Catalyseurs 2026-2027 à suivre
- Avancement et jalons de la phase 3 ALS AB23005 (inclusions, éventuels points d’étape, calendrier de lecture).
- Données supplémentaires sur le biomarqueur plasmatique et sa capacité à corréler avec les critères cliniques.
- Actualités AB8939 (cohortes additionnelles, confirmation du signal en LAM réfractaire).
- Financement: nouvelles augmentations de capital, conditions de marché, options de partenariats.
- Évolutions réglementaires liées à Masivet® (vétérinaire) et, plus largement, à la stratégie FDA/EMA.
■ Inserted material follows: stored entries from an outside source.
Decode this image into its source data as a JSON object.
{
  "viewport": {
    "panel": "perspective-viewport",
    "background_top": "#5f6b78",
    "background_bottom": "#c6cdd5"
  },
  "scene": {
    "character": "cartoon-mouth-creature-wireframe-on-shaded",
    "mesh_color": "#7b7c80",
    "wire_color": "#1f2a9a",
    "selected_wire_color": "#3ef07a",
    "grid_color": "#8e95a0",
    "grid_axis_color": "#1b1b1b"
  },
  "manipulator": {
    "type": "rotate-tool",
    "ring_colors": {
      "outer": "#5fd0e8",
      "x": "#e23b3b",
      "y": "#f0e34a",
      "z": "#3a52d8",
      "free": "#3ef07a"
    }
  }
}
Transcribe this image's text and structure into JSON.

Graphique: évolution du cours sur 5 ans et comparaison (repère visuel)
Le graphique ci-dessous est un repère visuel simplifié pour contextualiser la volatilité du titre et rappeler que la performance se compare utilement à un indice (par exemple un indice biotech ou un panier « CAC Small »). Pour une décision d’investissement, il convient d’utiliser des données historiques complètes provenant d’une source de marché.
Avis 2026: acheter AB Science ou rester à l’écart?
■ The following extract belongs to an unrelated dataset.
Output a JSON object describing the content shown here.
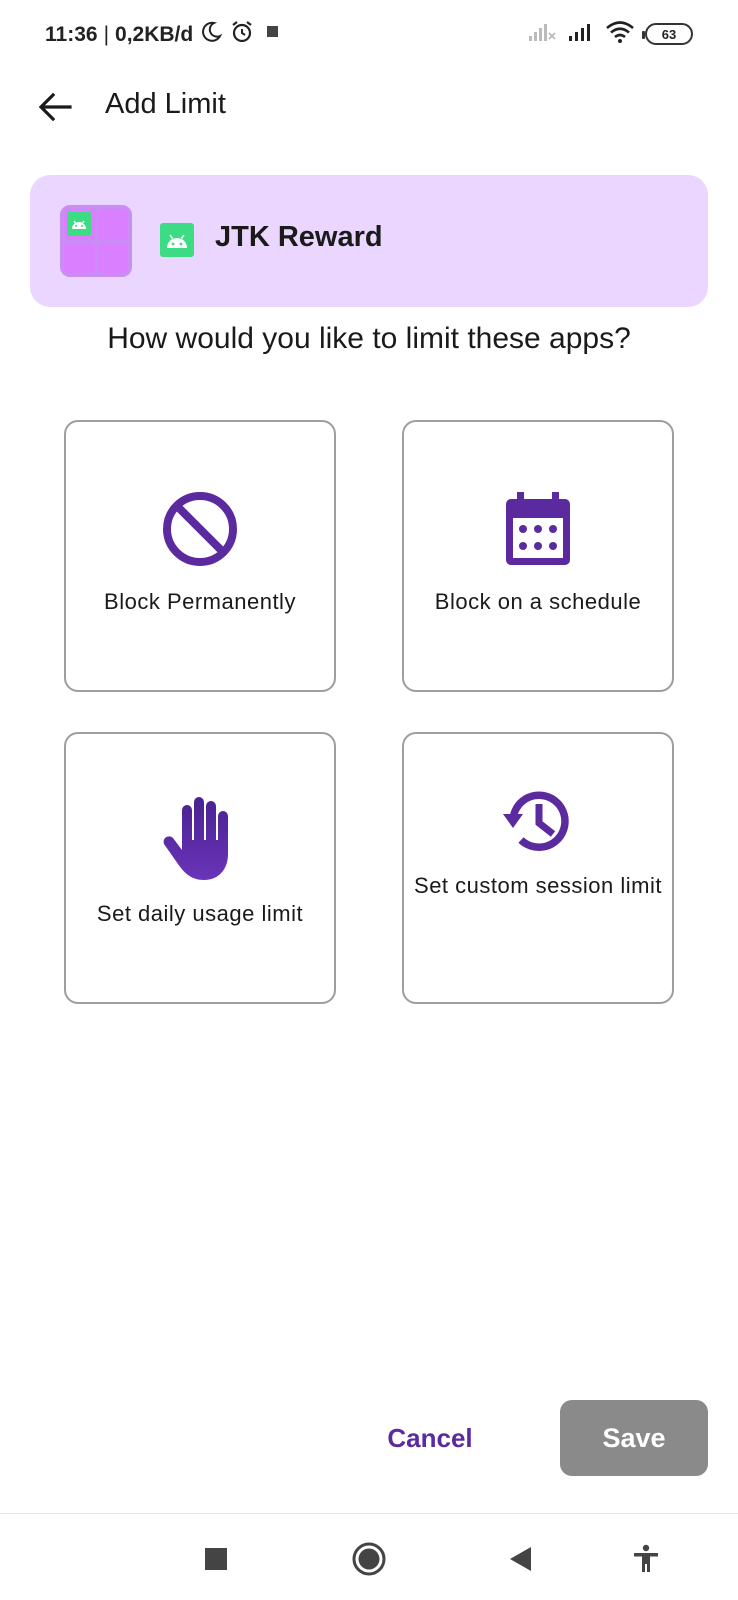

En 2026, AB Science ressemble à une option sur un résultat clinique majeur. Le potentiel de revalorisation existe, comme le reflètent des objectifs d’analystes très au-dessus du cours. Mais ce potentiel s’accompagne de risques élevés: historique clinique perçu comme mixte, dépendance au masitinib, faibles revenus, et dilution possible.
Une approche cohérente, pour un investisseur tolérant au risque, consiste à considérer AB Science comme une position spéculative et dimensionnée en conséquence, avec un suivi strict de:
- la progression de la phase 3 ALS et la qualité des données,
- la situation de trésorerie et les modalités de financement,
- les signaux de validation (biomarqueur, cohérence des sous-groupes),
- la diversification réelle du pipeline (AB8939, autres indications).
Conclusion
Faut-il acheter l’action AB Science en 2026? Le dossier peut se justifier dans une logique de biotech à fort levier, principalement porté par la phase 3 confirmatoire du masitinib dans l’ALS et renforcé par l’identification d’un biomarqueur en 2026. Toutefois, l’absence de revenus significatifs, la volatilité et le risque de dilution imposent une prudence méthodique. La décision dépend moins d’une « valorisation bon marché » que de la conviction sur la probabilité de succès clinique et la capacité de financement jusqu’aux résultats clés attendus entre 2026 et 2027.